We assess the profitability of our at-risk arrangements to identify contracts
where current operating results or forecasts indicate probable future losses.
Management estimates the Company's PDR by utilizing estimates of membership
growth rates, changes in membership mix, estimated PMPM payments under
contracts, historical claims data, seasonality patterns, our ability to lower
the overall cost of care and incremental medical costs, such as those related to
COVID-19 admissions. Such estimates are subject to impact from changes in both
the regulatory and economic environments. The Company's PDR represents
management's best estimate of its probable future losses. We have included
premium deficiency reserve liabilities of $26.4 million and $37.8 million on our
accompanying consolidated balance sheets as of December 31, 2022 and 2021,
respectively.

Equity-based Compensation



We measure the cost of the employee services received in exchange for an award
of equity instruments based on the grant-date fair value or, in certain
circumstances, the calculated value of the award. Under our unit-based incentive
plan, the Company may reward grantees with various types of awards, including
but not limited to profits interests on a service-based or performance-based
schedule. These awards may also contain market conditions.

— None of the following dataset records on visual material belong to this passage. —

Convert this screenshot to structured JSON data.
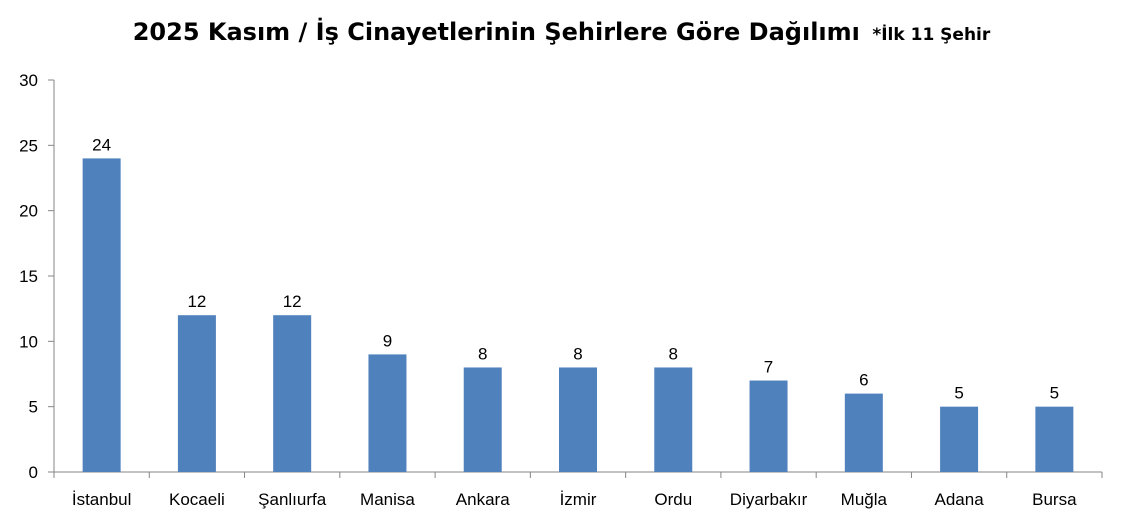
{
  "chart_data": {
    "type": "bar",
    "title": "2025 Kasım / İş Cinayetlerinin Şehirlere Göre Dağılımı",
    "subtitle": "*İlk 11 Şehir",
    "xlabel": "",
    "ylabel": "",
    "categories": [
      "İstanbul",
      "Kocaeli",
      "Şanlıurfa",
      "Manisa",
      "Ankara",
      "İzmir",
      "Ordu",
      "Diyarbakır",
      "Muğla",
      "Adana",
      "Bursa"
    ],
    "values": [
      24,
      12,
      12,
      9,
      8,
      8,
      8,
      7,
      6,
      5,
      5
    ],
    "ylim": [
      0,
      30
    ],
    "yticks": [
      "0",
      "5",
      "10",
      "15",
      "20",
      "25",
      "30"
    ],
    "grid": false,
    "legend": "none",
    "bar_color": "#4F81BD",
    "axis_color": "#868686"
  }
}
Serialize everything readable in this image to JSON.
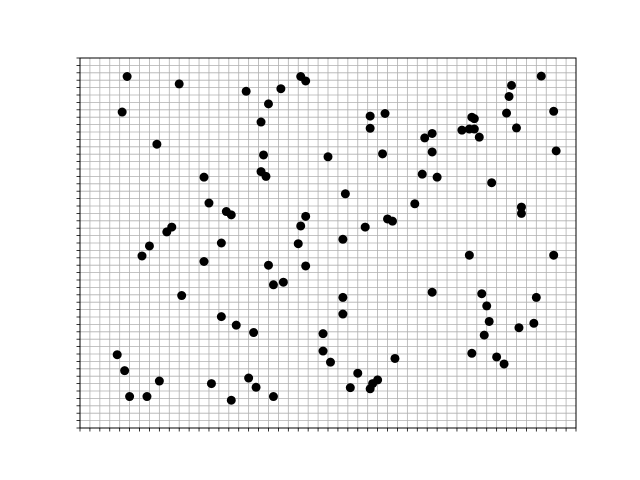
{
  "chart_data": {
    "type": "scatter",
    "title": "",
    "xlabel": "",
    "ylabel": "",
    "xlim": [
      0,
      100
    ],
    "ylim": [
      0,
      100
    ],
    "grid": true,
    "minor_ticks_x": 50,
    "minor_ticks_y": 50,
    "tick_labels": false,
    "marker_color": "#000000",
    "grid_color": "#b0b0b0",
    "series": [
      {
        "name": "points",
        "points": [
          [
            9.5,
            95.0
          ],
          [
            8.5,
            85.4
          ],
          [
            20.0,
            93.0
          ],
          [
            33.5,
            91.0
          ],
          [
            40.5,
            91.7
          ],
          [
            44.5,
            95.0
          ],
          [
            45.5,
            93.8
          ],
          [
            38.0,
            87.6
          ],
          [
            36.5,
            82.7
          ],
          [
            15.5,
            76.7
          ],
          [
            25.0,
            67.8
          ],
          [
            37.0,
            73.8
          ],
          [
            36.5,
            69.3
          ],
          [
            37.5,
            68.0
          ],
          [
            50.0,
            73.3
          ],
          [
            26.0,
            60.8
          ],
          [
            29.5,
            58.5
          ],
          [
            30.5,
            57.6
          ],
          [
            18.5,
            54.3
          ],
          [
            17.5,
            53.0
          ],
          [
            14.0,
            49.2
          ],
          [
            12.5,
            46.5
          ],
          [
            28.5,
            50.0
          ],
          [
            25.0,
            45.0
          ],
          [
            20.5,
            35.8
          ],
          [
            38.0,
            44.0
          ],
          [
            39.0,
            38.7
          ],
          [
            41.0,
            39.4
          ],
          [
            44.0,
            49.8
          ],
          [
            44.5,
            54.6
          ],
          [
            45.5,
            57.2
          ],
          [
            45.5,
            43.8
          ],
          [
            53.5,
            63.3
          ],
          [
            53.0,
            51.0
          ],
          [
            57.5,
            54.3
          ],
          [
            58.5,
            84.3
          ],
          [
            58.5,
            81.0
          ],
          [
            61.5,
            85.0
          ],
          [
            61.0,
            74.1
          ],
          [
            62.0,
            56.5
          ],
          [
            63.0,
            55.9
          ],
          [
            67.5,
            60.6
          ],
          [
            69.0,
            68.6
          ],
          [
            69.5,
            78.4
          ],
          [
            71.0,
            79.6
          ],
          [
            71.0,
            74.6
          ],
          [
            72.0,
            67.8
          ],
          [
            77.0,
            80.5
          ],
          [
            79.5,
            83.6
          ],
          [
            79.5,
            80.8
          ],
          [
            80.5,
            78.6
          ],
          [
            79.0,
            84.0
          ],
          [
            78.5,
            80.8
          ],
          [
            83.0,
            66.3
          ],
          [
            86.0,
            85.1
          ],
          [
            86.5,
            89.6
          ],
          [
            87.0,
            92.6
          ],
          [
            88.0,
            81.1
          ],
          [
            93.0,
            95.1
          ],
          [
            95.5,
            85.6
          ],
          [
            96.0,
            74.9
          ],
          [
            89.0,
            59.7
          ],
          [
            89.0,
            58.0
          ],
          [
            78.5,
            46.7
          ],
          [
            71.0,
            36.7
          ],
          [
            81.0,
            36.3
          ],
          [
            82.0,
            33.0
          ],
          [
            82.5,
            28.8
          ],
          [
            81.5,
            25.1
          ],
          [
            88.5,
            27.1
          ],
          [
            91.5,
            28.3
          ],
          [
            92.0,
            35.3
          ],
          [
            95.5,
            46.7
          ],
          [
            79.0,
            20.2
          ],
          [
            84.0,
            19.2
          ],
          [
            85.5,
            17.3
          ],
          [
            53.0,
            35.3
          ],
          [
            53.0,
            30.8
          ],
          [
            49.0,
            25.5
          ],
          [
            49.0,
            20.8
          ],
          [
            50.5,
            17.8
          ],
          [
            56.0,
            14.8
          ],
          [
            54.5,
            10.9
          ],
          [
            58.5,
            10.6
          ],
          [
            59.0,
            12.0
          ],
          [
            60.0,
            13.0
          ],
          [
            63.5,
            18.8
          ],
          [
            7.5,
            19.8
          ],
          [
            9.0,
            15.5
          ],
          [
            10.0,
            8.5
          ],
          [
            13.5,
            8.5
          ],
          [
            16.0,
            12.7
          ],
          [
            26.5,
            12.0
          ],
          [
            30.5,
            7.5
          ],
          [
            34.0,
            13.5
          ],
          [
            35.5,
            11.0
          ],
          [
            39.0,
            8.5
          ],
          [
            28.5,
            30.1
          ],
          [
            31.5,
            27.8
          ],
          [
            35.0,
            25.8
          ]
        ]
      }
    ]
  }
}
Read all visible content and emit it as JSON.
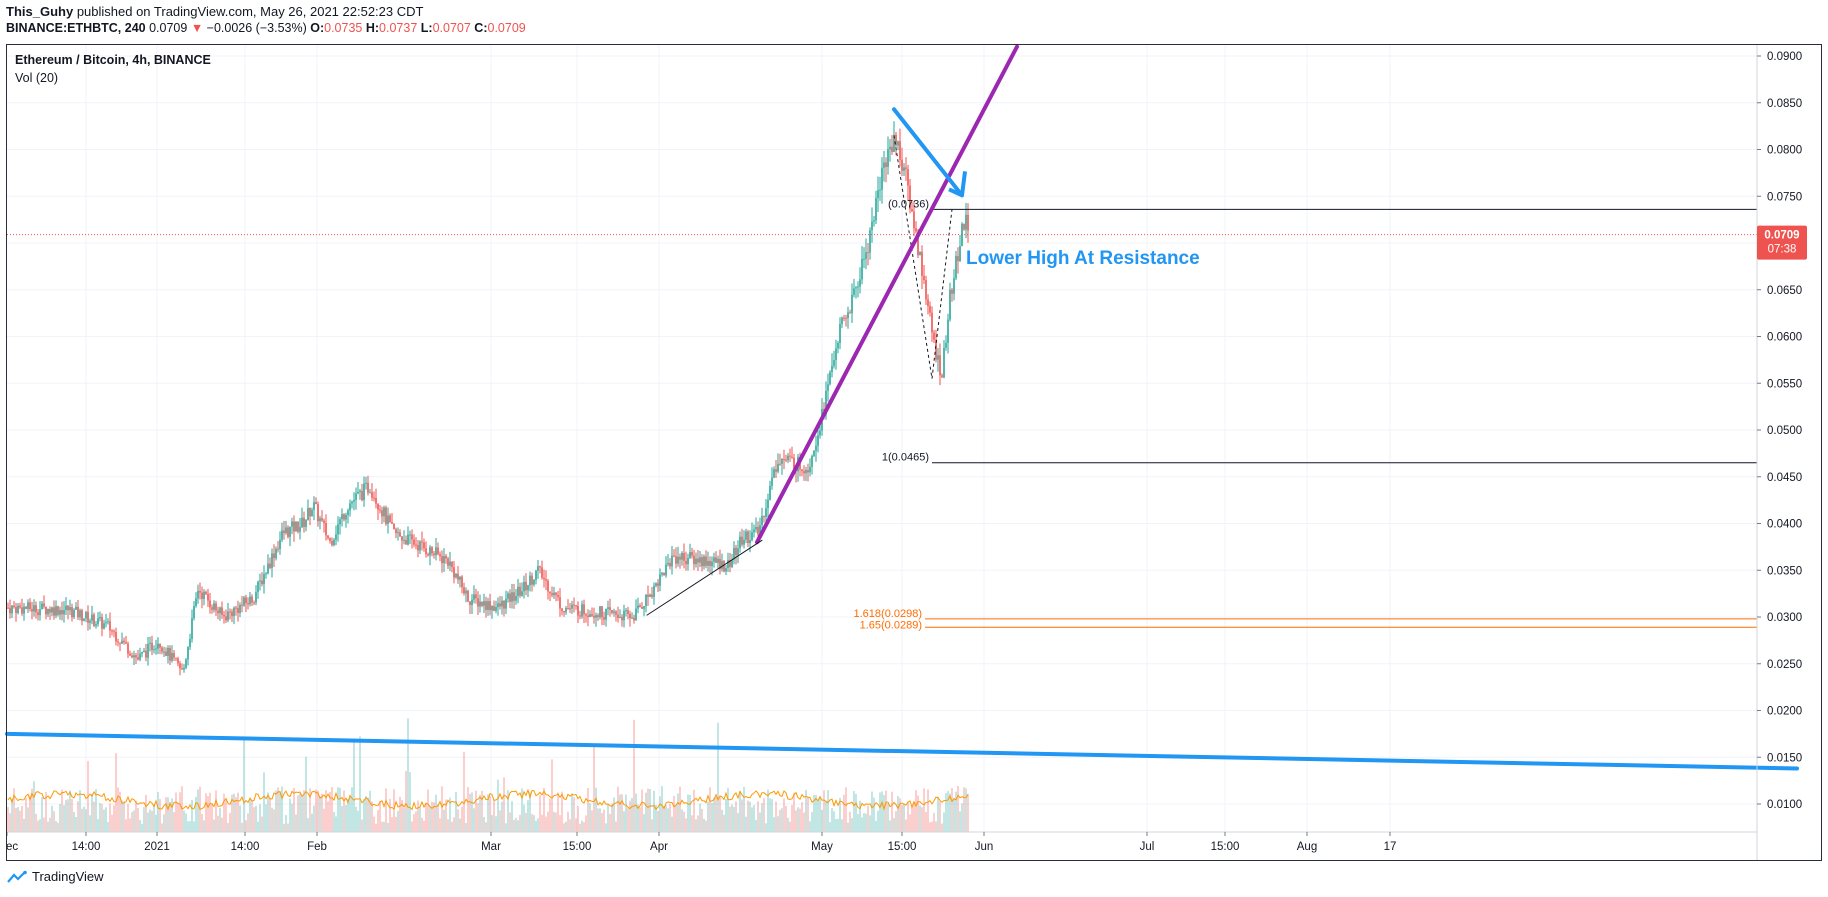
{
  "header": {
    "username": "This_Guhy",
    "published_text": "published on TradingView.com, May 26, 2021 22:52:23 CDT",
    "symbol": "BINANCE:ETHBTC, 240",
    "last": "0.0709",
    "change": "−0.0026 (−3.53%)",
    "open_label": "O:",
    "open": "0.0735",
    "high_label": "H:",
    "high": "0.0737",
    "low_label": "L:",
    "low": "0.0707",
    "close_label": "C:",
    "close": "0.0709"
  },
  "legend": {
    "title": "Ethereum / Bitcoin, 4h, BINANCE",
    "indicator": "Vol (20)"
  },
  "footer": {
    "brand": "TradingView"
  },
  "chart_data": {
    "type": "candlestick",
    "title": "Ethereum / Bitcoin, 4h, BINANCE",
    "ylim": [
      0.0067,
      0.092
    ],
    "y_ticks": [
      "0.0900",
      "0.0850",
      "0.0800",
      "0.0750",
      "0.0700",
      "0.0650",
      "0.0600",
      "0.0550",
      "0.0500",
      "0.0450",
      "0.0400",
      "0.0350",
      "0.0300",
      "0.0250",
      "0.0200",
      "0.0150",
      "0.0100"
    ],
    "x_ticks": [
      {
        "label": "ec",
        "t": -1
      },
      {
        "label": "14:00",
        "t": 79
      },
      {
        "label": "2021",
        "t": 150
      },
      {
        "label": "14:00",
        "t": 238
      },
      {
        "label": "Feb",
        "t": 310
      },
      {
        "label": "Mar",
        "t": 484
      },
      {
        "label": "15:00",
        "t": 570
      },
      {
        "label": "Apr",
        "t": 652
      },
      {
        "label": "May",
        "t": 815
      },
      {
        "label": "15:00",
        "t": 895
      },
      {
        "label": "Jun",
        "t": 977
      },
      {
        "label": "Jul",
        "t": 1140
      },
      {
        "label": "15:00",
        "t": 1218
      },
      {
        "label": "Aug",
        "t": 1300
      },
      {
        "label": "17",
        "t": 1383
      }
    ],
    "price_path": [
      [
        0,
        0.031
      ],
      [
        60,
        0.0308
      ],
      [
        100,
        0.029
      ],
      [
        130,
        0.0255
      ],
      [
        150,
        0.0275
      ],
      [
        175,
        0.024
      ],
      [
        190,
        0.033
      ],
      [
        215,
        0.03
      ],
      [
        245,
        0.032
      ],
      [
        275,
        0.039
      ],
      [
        295,
        0.04
      ],
      [
        305,
        0.042
      ],
      [
        322,
        0.038
      ],
      [
        340,
        0.042
      ],
      [
        362,
        0.044
      ],
      [
        385,
        0.039
      ],
      [
        405,
        0.038
      ],
      [
        440,
        0.036
      ],
      [
        460,
        0.032
      ],
      [
        490,
        0.031
      ],
      [
        515,
        0.033
      ],
      [
        530,
        0.035
      ],
      [
        555,
        0.031
      ],
      [
        590,
        0.0305
      ],
      [
        625,
        0.03
      ],
      [
        645,
        0.033
      ],
      [
        665,
        0.0365
      ],
      [
        700,
        0.036
      ],
      [
        720,
        0.0355
      ],
      [
        735,
        0.0385
      ],
      [
        750,
        0.039
      ],
      [
        770,
        0.047
      ],
      [
        800,
        0.046
      ],
      [
        815,
        0.052
      ],
      [
        830,
        0.06
      ],
      [
        845,
        0.064
      ],
      [
        860,
        0.07
      ],
      [
        875,
        0.078
      ],
      [
        886,
        0.0815
      ],
      [
        896,
        0.078
      ],
      [
        906,
        0.072
      ],
      [
        916,
        0.066
      ],
      [
        926,
        0.059
      ],
      [
        934,
        0.056
      ],
      [
        942,
        0.064
      ],
      [
        952,
        0.07
      ],
      [
        958,
        0.0737
      ],
      [
        960,
        0.0709
      ]
    ],
    "current_price": "0.0709",
    "countdown": "07:38",
    "fib_levels": [
      {
        "label": "(0.0736)",
        "price": 0.0736
      },
      {
        "label": "1(0.0465)",
        "price": 0.0465
      },
      {
        "label": "1.618(0.0298)",
        "price": 0.0298
      },
      {
        "label": "1.65(0.0289)",
        "price": 0.0289
      }
    ],
    "trendlines": [
      {
        "name": "purple-support",
        "color": "#9c27b0",
        "points": [
          [
            750,
            0.038
          ],
          [
            1010,
            0.091
          ]
        ]
      },
      {
        "name": "blue-long-term",
        "color": "#2196f3",
        "points": [
          [
            0,
            0.0175
          ],
          [
            1790,
            0.0138
          ]
        ]
      },
      {
        "name": "blue-arrow",
        "color": "#2196f3",
        "points": [
          [
            887,
            0.0843
          ],
          [
            955,
            0.0751
          ]
        ]
      },
      {
        "name": "black-base",
        "color": "#131722",
        "points": [
          [
            640,
            0.0302
          ],
          [
            755,
            0.0382
          ]
        ]
      }
    ],
    "annotation": "Lower High At Resistance",
    "volume": {
      "name": "Vol (20)",
      "ma_color": "#ff9800"
    }
  },
  "colors": {
    "up": "#26a69a",
    "down": "#ef5350",
    "fib_orange": "#ff6d00",
    "annotation_blue": "#2196f3",
    "grid": "#f0f3fa"
  }
}
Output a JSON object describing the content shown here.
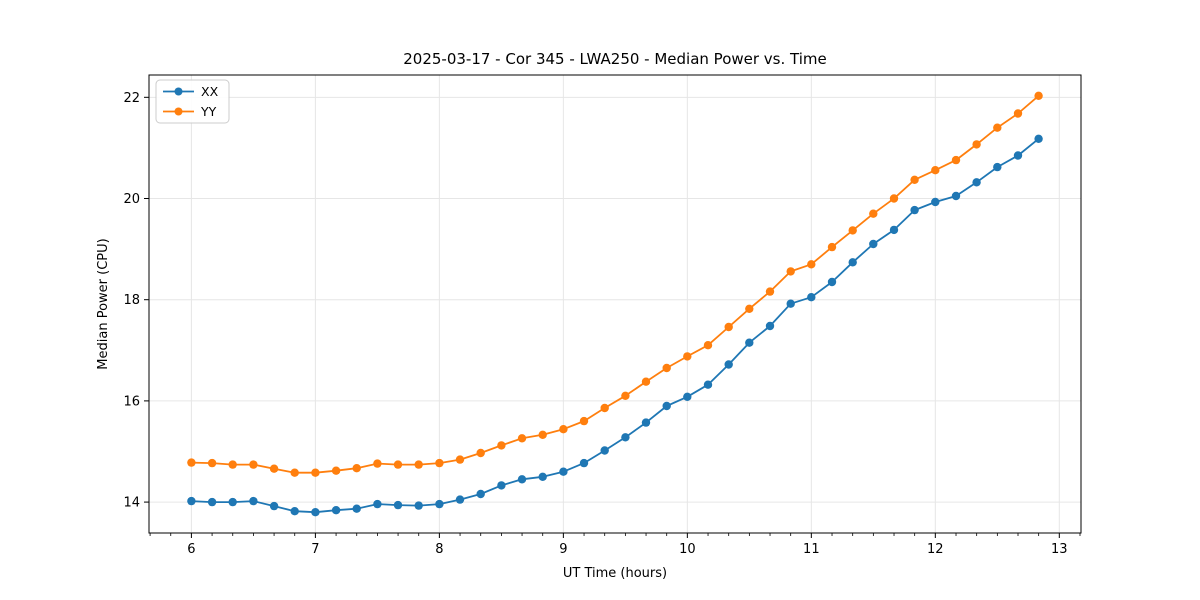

For performance-vesting units, P3 recognizes unit-based compensation expense
when it is probable that the underlying performance condition will be achieved.
The Company will analyze if a performance condition is probable for each
reporting period through the settlement date for awards subject to performance
vesting. For service-vesting units, P3 recognizes unit-based compensation
expense over the requisite service period for each separately vesting portion of
the profits interest as if the award was, in substance, multiple awards.

Recent Accounting Pronouncements

See Note 4 "Recent Accounting Pronouncements" in our consolidated financial statements included elsewhere in this Form 10-K for a description of recent accounting standards issued and the anticipated effects on our consolidated financial statements.